OP you need to start building with your packages and configs built in to your FW that way they are just there when you flash. It seems like a mine field at the start, but when you have the hang of it you will be just fine. You can do as I do and build your builds on WSL if you are using windows.
Maybe it's time to spend some time to understand how OpenWrt is updated then?
Use the attended sysupgrade with Luci, or build your custom firmware with the image builder to include your packages and configs.
Really dude "my upgrade" process needs a reboot.
But ok I look for and test stuff upfront with spare devices and in a virtual machine before I flash it on my fleet.
You might consider to build your new image from source. On WIndows, just use a VM, like "Virtual Box", with recent ubuntu server image (24.04) installed.
Then you have several possibilities to include your special configs into the image, i.e. using uci with "files/etc/uci-defaults", or even to (carefully) include your actual /etc/config/.... files.
Building from source is only needed if the user wants to
Apply patches
Switch configure options how a package is build
Can not wait a few hours till the image builder is provided.
And even if building from source it should be pointed out loud enough to then also build the image builder for local use. Especially if all the following steps are just
Which packages gets included
What confile files
And maybe if you really need and want then uci scripts for certain defaults.

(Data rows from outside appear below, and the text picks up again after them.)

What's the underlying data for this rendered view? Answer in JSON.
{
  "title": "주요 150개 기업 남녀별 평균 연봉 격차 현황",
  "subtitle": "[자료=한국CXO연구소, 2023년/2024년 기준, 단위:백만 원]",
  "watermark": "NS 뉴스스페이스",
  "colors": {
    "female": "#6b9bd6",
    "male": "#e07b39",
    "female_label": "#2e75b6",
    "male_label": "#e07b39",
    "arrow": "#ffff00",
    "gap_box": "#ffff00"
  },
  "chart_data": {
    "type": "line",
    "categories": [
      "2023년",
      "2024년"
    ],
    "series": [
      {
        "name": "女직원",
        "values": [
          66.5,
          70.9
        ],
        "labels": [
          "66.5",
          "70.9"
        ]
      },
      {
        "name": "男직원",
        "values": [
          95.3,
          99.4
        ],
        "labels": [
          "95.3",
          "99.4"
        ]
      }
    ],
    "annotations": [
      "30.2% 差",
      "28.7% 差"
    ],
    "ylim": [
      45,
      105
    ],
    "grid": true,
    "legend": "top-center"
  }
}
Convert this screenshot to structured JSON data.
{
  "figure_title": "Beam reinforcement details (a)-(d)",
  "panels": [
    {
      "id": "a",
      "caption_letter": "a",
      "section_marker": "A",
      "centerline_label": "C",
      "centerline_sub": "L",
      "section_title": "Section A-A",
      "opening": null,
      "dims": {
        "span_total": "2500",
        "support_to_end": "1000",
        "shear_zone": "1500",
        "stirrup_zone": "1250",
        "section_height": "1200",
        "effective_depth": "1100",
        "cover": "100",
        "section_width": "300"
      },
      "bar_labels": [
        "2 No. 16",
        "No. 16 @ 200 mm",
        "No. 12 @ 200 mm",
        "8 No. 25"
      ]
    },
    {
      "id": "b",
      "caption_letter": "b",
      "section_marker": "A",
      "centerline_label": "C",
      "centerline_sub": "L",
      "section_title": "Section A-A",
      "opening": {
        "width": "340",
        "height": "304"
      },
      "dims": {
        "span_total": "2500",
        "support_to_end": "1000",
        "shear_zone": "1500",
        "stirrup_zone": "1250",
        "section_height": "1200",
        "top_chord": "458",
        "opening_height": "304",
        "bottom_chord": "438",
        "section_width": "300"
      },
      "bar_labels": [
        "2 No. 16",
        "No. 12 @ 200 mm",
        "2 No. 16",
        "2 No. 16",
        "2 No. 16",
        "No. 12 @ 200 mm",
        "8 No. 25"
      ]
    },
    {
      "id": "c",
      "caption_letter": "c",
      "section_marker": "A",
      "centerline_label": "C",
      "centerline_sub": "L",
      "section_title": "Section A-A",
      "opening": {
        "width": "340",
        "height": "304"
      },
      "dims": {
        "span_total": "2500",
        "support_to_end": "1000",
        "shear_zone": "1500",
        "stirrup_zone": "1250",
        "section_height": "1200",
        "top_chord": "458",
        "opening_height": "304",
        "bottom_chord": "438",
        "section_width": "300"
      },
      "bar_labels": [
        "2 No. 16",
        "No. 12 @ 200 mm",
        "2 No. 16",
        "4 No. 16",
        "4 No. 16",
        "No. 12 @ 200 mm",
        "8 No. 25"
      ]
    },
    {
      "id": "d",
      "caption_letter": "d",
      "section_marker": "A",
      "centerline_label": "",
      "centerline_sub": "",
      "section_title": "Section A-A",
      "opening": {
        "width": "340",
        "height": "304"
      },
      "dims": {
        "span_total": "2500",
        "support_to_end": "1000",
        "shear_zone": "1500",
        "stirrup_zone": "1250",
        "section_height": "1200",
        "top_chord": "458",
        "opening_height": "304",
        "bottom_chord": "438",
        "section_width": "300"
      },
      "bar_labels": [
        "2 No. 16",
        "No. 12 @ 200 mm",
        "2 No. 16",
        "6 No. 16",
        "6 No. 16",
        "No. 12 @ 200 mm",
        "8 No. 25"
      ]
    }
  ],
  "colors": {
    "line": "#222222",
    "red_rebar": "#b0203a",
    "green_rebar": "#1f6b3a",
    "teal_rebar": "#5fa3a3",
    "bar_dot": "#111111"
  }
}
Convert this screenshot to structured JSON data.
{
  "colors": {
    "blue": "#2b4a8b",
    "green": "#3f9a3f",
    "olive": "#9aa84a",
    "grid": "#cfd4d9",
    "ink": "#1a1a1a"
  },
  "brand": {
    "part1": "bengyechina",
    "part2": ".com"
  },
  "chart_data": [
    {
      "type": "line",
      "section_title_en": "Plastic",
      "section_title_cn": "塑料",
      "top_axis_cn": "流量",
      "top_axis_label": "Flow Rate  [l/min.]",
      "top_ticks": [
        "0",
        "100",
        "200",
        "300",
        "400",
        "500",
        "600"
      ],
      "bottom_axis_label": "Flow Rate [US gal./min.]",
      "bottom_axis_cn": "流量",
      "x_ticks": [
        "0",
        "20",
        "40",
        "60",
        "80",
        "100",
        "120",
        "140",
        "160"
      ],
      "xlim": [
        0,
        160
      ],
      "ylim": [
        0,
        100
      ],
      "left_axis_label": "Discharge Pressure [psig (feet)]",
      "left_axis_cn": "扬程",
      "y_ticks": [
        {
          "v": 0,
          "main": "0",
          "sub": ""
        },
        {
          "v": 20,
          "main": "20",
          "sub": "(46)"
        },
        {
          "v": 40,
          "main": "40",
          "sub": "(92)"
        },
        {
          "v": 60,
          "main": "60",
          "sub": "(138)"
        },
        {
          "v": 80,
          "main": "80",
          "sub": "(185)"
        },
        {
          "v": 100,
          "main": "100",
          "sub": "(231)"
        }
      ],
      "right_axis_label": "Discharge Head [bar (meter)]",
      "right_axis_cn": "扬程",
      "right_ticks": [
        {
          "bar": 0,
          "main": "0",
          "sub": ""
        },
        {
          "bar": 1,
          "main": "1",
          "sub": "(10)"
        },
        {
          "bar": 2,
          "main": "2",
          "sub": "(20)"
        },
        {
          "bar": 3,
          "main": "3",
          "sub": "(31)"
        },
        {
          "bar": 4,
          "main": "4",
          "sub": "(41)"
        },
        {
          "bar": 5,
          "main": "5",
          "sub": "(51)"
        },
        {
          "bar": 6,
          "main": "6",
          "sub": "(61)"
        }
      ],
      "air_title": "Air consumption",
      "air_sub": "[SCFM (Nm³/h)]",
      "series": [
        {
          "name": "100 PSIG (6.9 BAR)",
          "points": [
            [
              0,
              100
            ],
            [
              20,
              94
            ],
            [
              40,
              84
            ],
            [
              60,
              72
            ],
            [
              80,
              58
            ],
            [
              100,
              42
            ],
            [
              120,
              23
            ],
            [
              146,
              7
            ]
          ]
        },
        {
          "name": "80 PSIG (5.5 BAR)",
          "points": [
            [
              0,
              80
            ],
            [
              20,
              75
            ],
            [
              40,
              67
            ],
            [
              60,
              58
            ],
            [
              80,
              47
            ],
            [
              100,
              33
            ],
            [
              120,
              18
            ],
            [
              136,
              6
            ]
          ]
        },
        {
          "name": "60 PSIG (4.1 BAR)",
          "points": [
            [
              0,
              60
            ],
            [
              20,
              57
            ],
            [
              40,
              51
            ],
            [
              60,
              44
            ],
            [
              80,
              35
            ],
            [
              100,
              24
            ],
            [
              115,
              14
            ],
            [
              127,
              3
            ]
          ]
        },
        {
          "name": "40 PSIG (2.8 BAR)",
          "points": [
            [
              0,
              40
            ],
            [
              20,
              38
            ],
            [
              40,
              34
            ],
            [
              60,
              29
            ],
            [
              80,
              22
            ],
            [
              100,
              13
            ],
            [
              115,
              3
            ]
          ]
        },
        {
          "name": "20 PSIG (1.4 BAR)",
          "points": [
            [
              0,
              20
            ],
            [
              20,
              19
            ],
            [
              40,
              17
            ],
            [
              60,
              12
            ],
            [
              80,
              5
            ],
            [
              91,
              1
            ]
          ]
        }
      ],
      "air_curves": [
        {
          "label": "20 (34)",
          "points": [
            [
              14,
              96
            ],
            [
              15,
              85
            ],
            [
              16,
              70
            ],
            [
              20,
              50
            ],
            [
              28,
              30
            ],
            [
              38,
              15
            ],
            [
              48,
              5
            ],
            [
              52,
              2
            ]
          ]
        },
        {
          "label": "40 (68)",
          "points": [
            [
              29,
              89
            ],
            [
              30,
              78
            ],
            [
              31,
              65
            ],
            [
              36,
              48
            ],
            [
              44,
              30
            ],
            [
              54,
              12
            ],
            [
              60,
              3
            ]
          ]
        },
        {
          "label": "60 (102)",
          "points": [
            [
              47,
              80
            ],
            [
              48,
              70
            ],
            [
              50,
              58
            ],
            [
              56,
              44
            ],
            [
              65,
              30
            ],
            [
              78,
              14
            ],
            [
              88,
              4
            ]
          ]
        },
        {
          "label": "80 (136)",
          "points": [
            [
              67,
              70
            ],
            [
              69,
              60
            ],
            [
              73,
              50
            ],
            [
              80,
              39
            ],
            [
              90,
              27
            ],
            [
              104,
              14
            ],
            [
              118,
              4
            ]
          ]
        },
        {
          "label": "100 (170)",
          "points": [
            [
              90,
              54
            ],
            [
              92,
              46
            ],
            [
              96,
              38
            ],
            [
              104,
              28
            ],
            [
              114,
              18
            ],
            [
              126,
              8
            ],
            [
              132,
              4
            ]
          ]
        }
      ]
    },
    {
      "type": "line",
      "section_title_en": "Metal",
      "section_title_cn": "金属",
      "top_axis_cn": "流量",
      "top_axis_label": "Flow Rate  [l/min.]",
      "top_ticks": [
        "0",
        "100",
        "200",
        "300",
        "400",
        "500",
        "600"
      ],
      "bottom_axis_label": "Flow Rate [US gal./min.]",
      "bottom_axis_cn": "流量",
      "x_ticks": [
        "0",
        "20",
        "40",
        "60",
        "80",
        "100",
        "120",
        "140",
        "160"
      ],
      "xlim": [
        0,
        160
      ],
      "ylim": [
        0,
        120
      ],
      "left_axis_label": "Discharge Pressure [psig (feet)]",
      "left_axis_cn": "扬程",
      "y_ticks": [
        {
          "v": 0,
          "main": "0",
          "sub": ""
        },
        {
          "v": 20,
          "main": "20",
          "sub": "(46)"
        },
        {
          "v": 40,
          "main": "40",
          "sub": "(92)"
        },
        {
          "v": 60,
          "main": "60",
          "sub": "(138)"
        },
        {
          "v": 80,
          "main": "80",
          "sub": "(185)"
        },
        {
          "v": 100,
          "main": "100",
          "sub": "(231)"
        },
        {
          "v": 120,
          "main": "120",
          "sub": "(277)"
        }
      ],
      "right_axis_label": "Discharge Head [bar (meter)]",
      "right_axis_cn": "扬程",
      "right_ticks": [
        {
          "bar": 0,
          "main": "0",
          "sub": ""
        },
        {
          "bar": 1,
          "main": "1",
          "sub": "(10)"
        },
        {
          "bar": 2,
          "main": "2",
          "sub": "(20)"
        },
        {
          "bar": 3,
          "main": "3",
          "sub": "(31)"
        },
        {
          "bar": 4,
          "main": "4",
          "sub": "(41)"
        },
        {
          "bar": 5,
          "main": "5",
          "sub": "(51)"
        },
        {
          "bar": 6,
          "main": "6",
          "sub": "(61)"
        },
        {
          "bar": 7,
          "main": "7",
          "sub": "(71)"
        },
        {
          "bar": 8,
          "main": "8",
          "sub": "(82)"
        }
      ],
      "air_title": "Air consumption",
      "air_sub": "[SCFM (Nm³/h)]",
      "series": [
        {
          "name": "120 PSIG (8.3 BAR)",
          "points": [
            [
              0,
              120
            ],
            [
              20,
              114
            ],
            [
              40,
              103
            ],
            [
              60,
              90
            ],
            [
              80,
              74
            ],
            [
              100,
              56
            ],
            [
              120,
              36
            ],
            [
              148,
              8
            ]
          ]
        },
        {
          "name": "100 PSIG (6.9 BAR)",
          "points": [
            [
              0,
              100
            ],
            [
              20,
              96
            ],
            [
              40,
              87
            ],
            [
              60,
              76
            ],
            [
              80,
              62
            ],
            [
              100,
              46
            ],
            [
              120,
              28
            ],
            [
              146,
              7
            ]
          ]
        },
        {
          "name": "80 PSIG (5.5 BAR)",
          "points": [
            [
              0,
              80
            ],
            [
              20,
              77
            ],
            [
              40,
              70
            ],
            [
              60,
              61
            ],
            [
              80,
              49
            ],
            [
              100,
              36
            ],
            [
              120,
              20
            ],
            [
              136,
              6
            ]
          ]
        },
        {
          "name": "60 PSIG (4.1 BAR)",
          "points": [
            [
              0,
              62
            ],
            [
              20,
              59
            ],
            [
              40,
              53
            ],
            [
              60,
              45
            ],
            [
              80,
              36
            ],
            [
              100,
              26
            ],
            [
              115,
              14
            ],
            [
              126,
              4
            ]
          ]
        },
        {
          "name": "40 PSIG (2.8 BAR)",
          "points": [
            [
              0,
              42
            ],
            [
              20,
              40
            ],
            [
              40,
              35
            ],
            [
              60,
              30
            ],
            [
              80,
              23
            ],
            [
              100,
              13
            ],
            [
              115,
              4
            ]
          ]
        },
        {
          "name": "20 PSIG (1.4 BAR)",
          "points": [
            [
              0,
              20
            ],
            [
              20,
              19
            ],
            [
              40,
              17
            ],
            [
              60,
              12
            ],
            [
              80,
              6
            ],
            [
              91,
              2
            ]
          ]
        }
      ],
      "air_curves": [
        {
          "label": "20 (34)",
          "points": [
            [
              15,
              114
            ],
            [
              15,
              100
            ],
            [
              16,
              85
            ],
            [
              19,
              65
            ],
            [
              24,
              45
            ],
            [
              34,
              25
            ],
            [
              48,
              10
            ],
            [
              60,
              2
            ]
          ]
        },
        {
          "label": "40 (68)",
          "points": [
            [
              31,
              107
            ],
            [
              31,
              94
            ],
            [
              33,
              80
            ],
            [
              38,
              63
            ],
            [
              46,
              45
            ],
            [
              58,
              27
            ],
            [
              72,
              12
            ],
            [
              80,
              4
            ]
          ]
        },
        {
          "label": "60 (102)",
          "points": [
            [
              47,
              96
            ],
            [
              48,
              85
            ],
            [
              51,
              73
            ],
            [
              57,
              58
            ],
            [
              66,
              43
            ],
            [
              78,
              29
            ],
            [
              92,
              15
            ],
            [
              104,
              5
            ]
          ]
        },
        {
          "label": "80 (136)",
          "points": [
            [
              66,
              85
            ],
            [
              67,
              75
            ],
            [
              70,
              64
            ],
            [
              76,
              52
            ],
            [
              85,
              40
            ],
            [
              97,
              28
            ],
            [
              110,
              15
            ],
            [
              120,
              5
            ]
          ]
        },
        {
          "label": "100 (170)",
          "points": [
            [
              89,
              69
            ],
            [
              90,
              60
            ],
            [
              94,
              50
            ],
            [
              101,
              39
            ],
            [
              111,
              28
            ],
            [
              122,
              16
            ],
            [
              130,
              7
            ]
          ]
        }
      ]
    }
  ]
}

I have this device and I wrote the upgrading section BTW
Upgrading need three steps, and can be done in about 4 min. So don't wait for a future .4 version and install 25.12.3.
@ramones For your case, writing a complete script with a firmware selector (https://firmware-selector.openwrt.org) that modifies the settings at boot is much easier than compiling the firmware yourself. I have been there.
You will need to get familiar with all the UCI settings and create all the files (in my case, even an openssh auth file). I think it's pretty easy now with the assistance of an LLM. Just try a few times, and you should be good. Then you just save your complete script and extra packages list somewhere, and copy/paste next time, save loads of time and pain.
Please don't forget to share you success story. Every time someone comes here, who got help from a LLM to configure OpenWrt, the user ended with a hole train wrack.
Remember, these markow-chain-generators-on-lsd are just copy pasting shit they find. And many content regarding OpenWrt on the web is either heavily outdated or just plain wrong or only half part true. We may get better results if the LLM is pointed only to "official" documentation and upstream linux and upstream package sources but still, we see so much wrong output of these tools its kind of funny. Especially if you compare it to the fact that the same LLM is able to provide kernel exploits.
And let me stress again the fact that people are shitting themself over a local privilege escalation on an embedded single user system which runs with uid=0.
If this issue would have been really that bad, lets say, like heartbleed or the java logging thingsies a few years back we would have heard so in the news. But no. Nothing! Yes, many poor old servers will be pwn3d, but that's a whole other topic and thread model! (Because to use this LOCAL privilege escalation you already need to have a foot in the door. A remote code execution is really bad, but a LPE is "just" meh.)
I can only say and ask for: Please get your shit together! The same goes for the dnsmasq issues. On OpenWrt this is no issue at all! I would be far more worried about all the devices which run OpenWrt (no not as home network devices but as embedded devices) which will NEVER! see an update! (I have seen over 15 year old OpenWrt frankenstein zombies in the german power market. Please don't ask; and be worried. These will never see an update. Same goes for other embedded firmware which runs heavily outdated an unsupported software AND are attached to public networks.)